Finch pareció a punto de preguntar algo más y entonces cambió de opinión.
—Les diré que estará usted dentro de una hora, señor —dijo, y se dirigió hacia la puerta. A mitad de camino, se detuvo y retrocedió—. Casi se me olvidaba, señor. El vicario llamó para preguntar si estaría usted dispuesto a leer el Evangelio en la misa de Nochebuena. Este año será en St. Mary the Virgin.
—Dígale que sí —contestó Dunworthy, agradecido porque hubiera cambiado el tema de las campaneras—. Y dígale también que tendremos que ir a la torre esta tarde para poder mostrar las campanas a esas americanas.
—Sí, señor. ¿Qué tal Iffley? ¿Cree que debería llevarlas a Iffley? Tienen un siglo
XI
muy bonito.
—Por supuesto. Llévelas a Iffley. Yo volveré en cuanto pueda.
Finch abrió la boca y volvió a cerrarla.
—Sí, señor —dijo, y salió por la puerta con el acompañamiento de
The Holly and the Ivy
.
—¿No crees que has sido un poco duro con él? —preguntó Mary—. Después de todo, las americanas pueden ser terribles.

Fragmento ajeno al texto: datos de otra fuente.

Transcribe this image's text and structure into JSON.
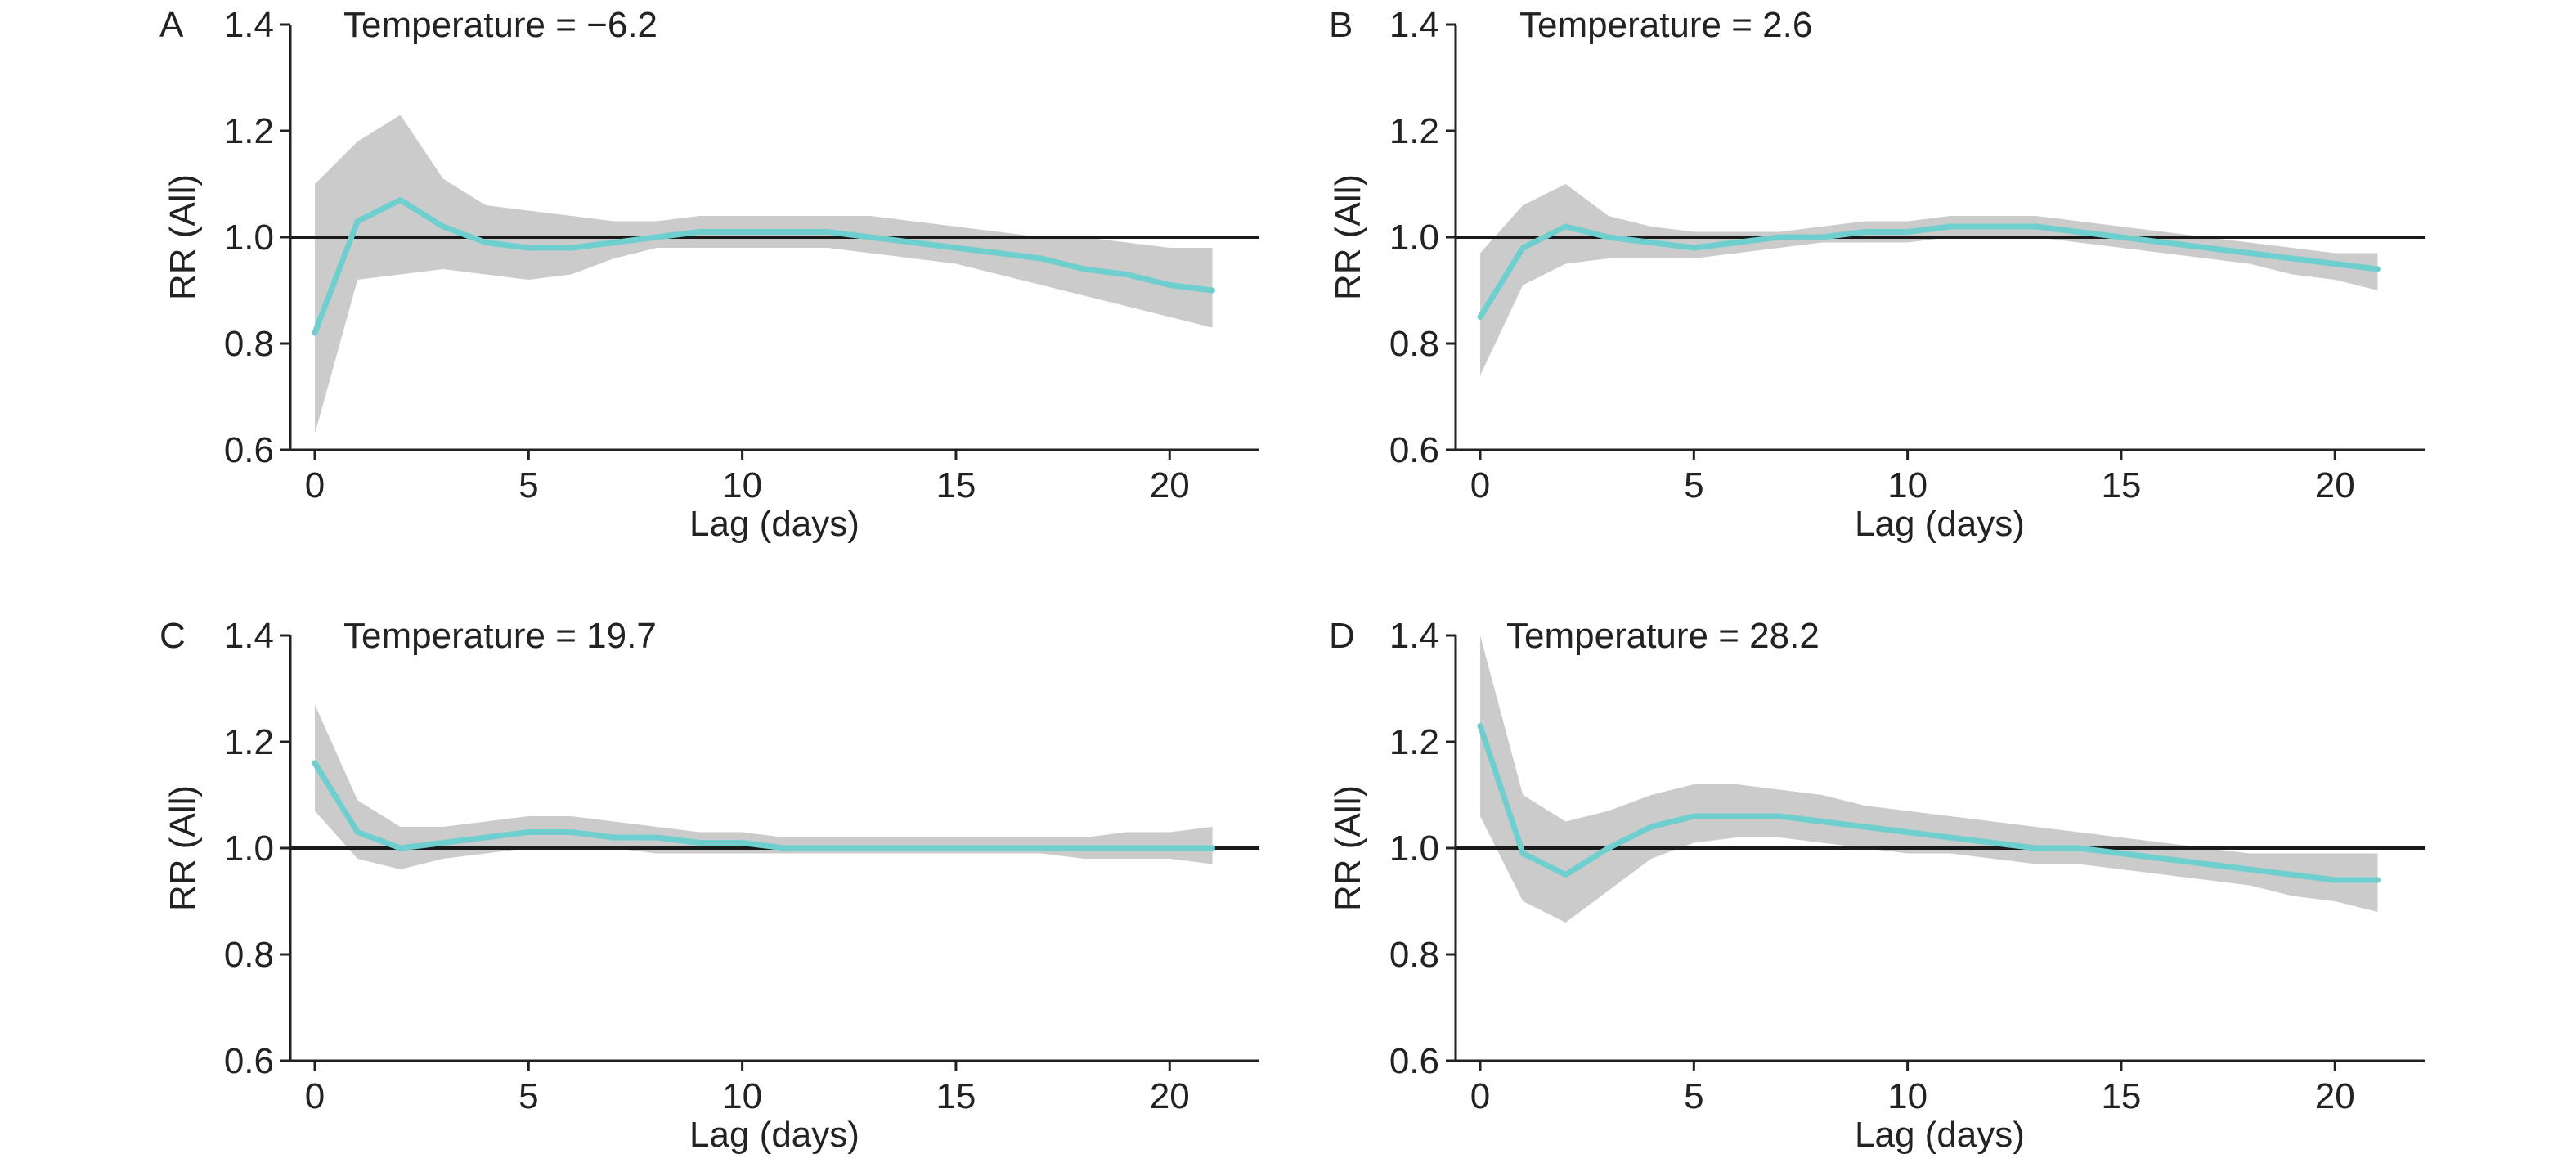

—Volverá dentro de cinco minutos para preguntarme si debe llevarlas primero a Christ Church. Ese chico no tiene la menor iniciativa.
—Creía que admirabas esta característica en los jóvenes —dijo Mary amargamente—. En cualquier caso, no se marchará corriendo a la Edad Media.
La puerta se abrió, y
The Holly and the Ivy
empezó otra vez.
—Debe de ser él, para preguntar qué les da de almorzar.
—Carne hervida y verduras pasadas —le dijo Mary—. A los americanos les encanta contar historias sobre nuestra pésima cocina. Dios mío.
Dunworthy miró hacia la puerta; Gilchrist y Latimer estaban allí, envueltos en un halo de luz grisácea procedente del exterior. Gilchrist sonreía de oreja a oreja y decía algo por encima de la música de las campanas. Latimer se esforzaba por cerrar un gran paraguas negro.